Nous terminerons sur un curieux transport de créances établi entre un apothicaire et un épicier. Les héritiers de feu Anthoine SEGUIER, conseiller du Roi en sa Cour de Parlement, devaient 1808 1. 14 s.t. à Pierre CONTESSE , apothicaire demeurant rue de la Calandre, paroisse Saint-Germain-le-Vieux, pour marchandises et médecines fournies au défunt. Par ailleurs, l'apothicaire était débiteur envers Nicolas MULETZ, épicier à Paris, de 1100 Lt. pour marchandises de cire et drogues fournies et pour le luminaire que l'épicier avait livré lors du convoi et service du conseiller du Roi. CONTESSE transporta la créance de 1808 1. 14 s.t. à MULETZ qui lui consentit en retour un prêt de 708 1.14 s.t.
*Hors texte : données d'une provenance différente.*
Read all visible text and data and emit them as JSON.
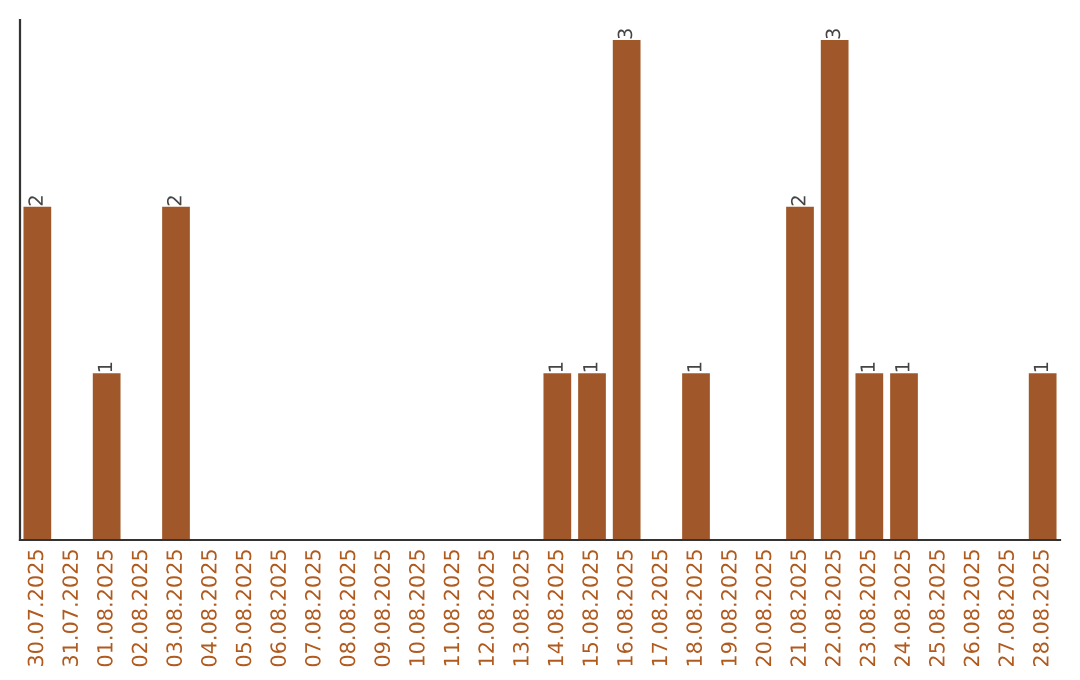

Il semble évident que l'épicier était financièrement plus à l'aise que l'apothicaire. 10.3. CONCLUSION
Les inventaires après décès des apothicaires de Paris font souvent état du montant des parties, mémoires, promesses dus aux apothicaires pour fourniture de drogues et médicaments. A Paris, au XVIIe siècle, nous n'avons connaissance que de deux parties détaillant les médicaments délivrés.